FAQ About the Jesuit Tradition
The Jesuits are members of the Society of Jesus, a Roman Catholic religious order founded in 1540 by St. Ignatius of Loyola.
Early on, the Jesuits became known for education as they traveled throughout Europe
doing missionary work and starting schools and seminaries. Less than two decades after
they were founded, Jesuits had established 74 colleges on three continents.
Today, there are close to 200 Jesuit institutions of higher learning around the world, including Saint Louis University. The Society of Jesus is the largest male religious order in the Catholic Church, with almost 17,000 priests and brothers worldwide. They are teachers as well as pastors, lawyers and more. In fact, Pope Francis is a Jesuit priest.
Nearly 30 Jesuit priests and brothers live, teach and minister at Saint Louis University. In addition, Bellarmine House of Studies, one of only three houses of Jesuit First Studies in the country, is an on-campus residential community for 25 scholastics in training. Jesuit Hall is home to priests who work on campus, as well as some who have retired from teaching or ministry.
Jesuit education entails caring for the whole person — mind, body and spirit — and encouraging students to become well-rounded people who contribute to the greater good.
Inspired by the Jesuit practice of “finding God in all things,” students take a broad range of study, which is grounded in the theological and philosophical foundations of the Catholic intellectual tradition.
Then there’s the idea of “the magis” (more), which leads to excellence in all pursuits. This ties into the Jesuit legacy of academic rigor, which requires students to go deeper, think critically and solve problems creatively for the glory of God and the service of humanity.
Finally, Jesuit education prepares students to become “men and women for and with others,” to make the world a better place by seeking justice and serving the most vulnerable among us.
All undergraduates take a course that is unique to SLU called “Theological Foundations.” The course is an exploration of the Judeo-Christian religious traditions that have contributed to shaping cultures throughout the world for more than 3,000 years. Connections are also made in this course to other major religious traditions alive and well today.
No. While there is ample opportunity for Catholic students to go to Mass, other students are welcome but not obligated to join them. The Department of Campus Ministry also works with affiliate ministers of many faith traditions who accompany students on their spiritual journeys, on and off campus.
Inigo de Loyola (1491-1556) was the youngest child of a noble Basque family loyal to the Spanish crown. He spent his early days not as a priest but as a courtier and a soldier. During the battle of Pamplona in 1521, his leg was seriously wounded by a cannonball. While he recuperated at his family’s home, he reconsidered his way of life. A spiritual and religious conversion followed, and he decided to lay aside his sword of war and take up what he called the "sword of Christ."

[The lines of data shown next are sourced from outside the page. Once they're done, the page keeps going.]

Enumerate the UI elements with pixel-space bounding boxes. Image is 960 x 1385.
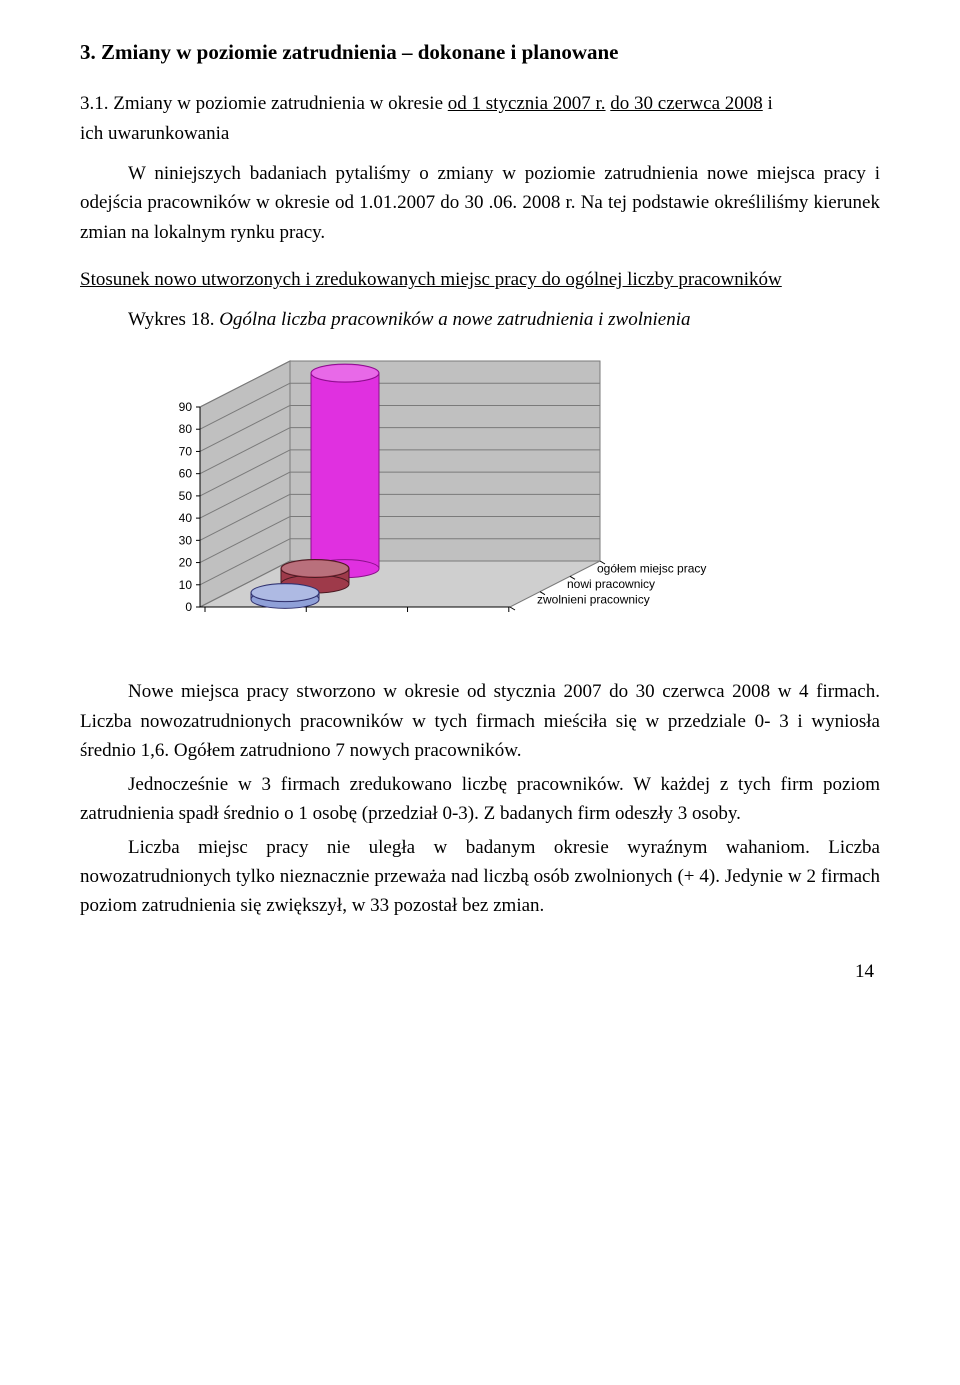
chart-caption: Wykres 18. Ogólna liczba pracowników a n… bbox=[128, 309, 880, 331]
chart-svg: 0 10 20 30 40 50 60 70 80 90 zwolnieni pracownicy n… bbox=[150, 357, 770, 637]
svg-text:70: 70 bbox=[179, 445, 193, 459]
heading-3-1-prefix: 3.1. Zmiany w poziomie zatrudnienia w ok… bbox=[80, 93, 448, 114]
heading-3-1-line2: ich uwarunkowania bbox=[80, 123, 880, 145]
heading-section-3: 3. Zmiany w poziomie zatrudnienia – doko… bbox=[80, 40, 880, 65]
svg-text:30: 30 bbox=[179, 534, 193, 548]
svg-text:80: 80 bbox=[179, 423, 193, 437]
chart-3d-cylinder: 0 10 20 30 40 50 60 70 80 90 zwolnieni pracownicy n… bbox=[150, 357, 770, 637]
svg-text:90: 90 bbox=[179, 400, 193, 414]
svg-text:20: 20 bbox=[179, 556, 193, 570]
document-page: 3. Zmiany w poziomie zatrudnienia – doko… bbox=[0, 0, 960, 1003]
svg-text:10: 10 bbox=[179, 578, 193, 592]
chart-caption-title: Ogólna liczba pracowników a nowe zatrudn… bbox=[219, 309, 690, 330]
svg-text:nowi pracownicy: nowi pracownicy bbox=[567, 577, 655, 591]
svg-text:zwolnieni pracownicy: zwolnieni pracownicy bbox=[537, 593, 650, 607]
svg-text:ogółem miejsc pracy: ogółem miejsc pracy bbox=[597, 562, 706, 576]
svg-text:60: 60 bbox=[179, 467, 193, 481]
chart-caption-label: Wykres 18. bbox=[128, 309, 219, 330]
paragraph-2: Nowe miejsca pracy stworzono w okresie o… bbox=[80, 677, 880, 765]
heading-3-1-date-to: do 30 czerwca 2008 bbox=[610, 93, 762, 114]
svg-text:0: 0 bbox=[185, 600, 192, 614]
paragraph-4: Liczba miejsc pracy nie uległa w badanym… bbox=[80, 833, 880, 921]
heading-3-1-tail: i bbox=[763, 93, 773, 114]
page-number: 14 bbox=[80, 961, 880, 983]
heading-section-3-1: 3.1. Zmiany w poziomie zatrudnienia w ok… bbox=[80, 93, 880, 115]
svg-text:40: 40 bbox=[179, 511, 193, 525]
svg-text:50: 50 bbox=[179, 489, 193, 503]
heading-3-1-date-from: od 1 stycznia 2007 r. bbox=[448, 93, 606, 114]
paragraph-3: Jednocześnie w 3 firmach zredukowano lic… bbox=[80, 770, 880, 829]
subsection-underlined: Stosunek nowo utworzonych i zredukowanyc… bbox=[80, 269, 880, 291]
paragraph-intro: W niniejszych badaniach pytaliśmy o zmia… bbox=[80, 159, 880, 247]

After his convalescence, Ignatius began his new life as a pilgrim. He stopped in a town called Manresa, intending to stay for a few days. Instead, he stayed for 10 months, spending hours each day in prayer. This led to the creation of what is now known as the “Spiritual Exercises.” Also during this time, Ignatius had a vision that led him to seek “to find God in all things.”

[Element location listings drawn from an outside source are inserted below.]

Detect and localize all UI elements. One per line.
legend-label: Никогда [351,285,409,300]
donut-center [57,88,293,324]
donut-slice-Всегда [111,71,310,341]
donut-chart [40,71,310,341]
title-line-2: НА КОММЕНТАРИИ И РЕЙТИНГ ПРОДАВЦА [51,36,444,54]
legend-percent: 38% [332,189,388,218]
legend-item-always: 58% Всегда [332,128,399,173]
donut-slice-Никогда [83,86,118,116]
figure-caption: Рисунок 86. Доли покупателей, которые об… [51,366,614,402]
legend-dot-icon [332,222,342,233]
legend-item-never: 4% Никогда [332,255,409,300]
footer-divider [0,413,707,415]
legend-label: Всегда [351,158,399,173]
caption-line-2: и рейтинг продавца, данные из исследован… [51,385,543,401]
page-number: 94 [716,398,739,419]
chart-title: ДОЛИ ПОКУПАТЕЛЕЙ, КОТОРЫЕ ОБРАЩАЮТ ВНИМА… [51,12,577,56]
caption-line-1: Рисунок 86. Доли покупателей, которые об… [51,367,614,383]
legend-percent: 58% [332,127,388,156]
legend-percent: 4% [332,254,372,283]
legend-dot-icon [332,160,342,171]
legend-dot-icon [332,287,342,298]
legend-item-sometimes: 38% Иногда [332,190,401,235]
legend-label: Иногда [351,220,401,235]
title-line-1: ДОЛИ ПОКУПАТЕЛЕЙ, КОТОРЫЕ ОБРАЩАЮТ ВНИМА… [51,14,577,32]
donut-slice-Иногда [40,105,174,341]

After his religious conversion, to be of greater assistance to others, he went back to school, studying at a variety of different universities. While at the University of Paris, he formed a circle of friends who decided to dedicate themselves to the greater glory of God and “helping souls.” They placed themselves at the service of the Pope, who would send them throughout the world, wherever they were needed most. Everywhere the Jesuits went, their mission remained the same: to seek the greater glory of God and the good of humanity.
St. Ignatius was canonized by Pope Gregory XV on March 12, 1622. His feast day is celebrated on July 31, the day he died.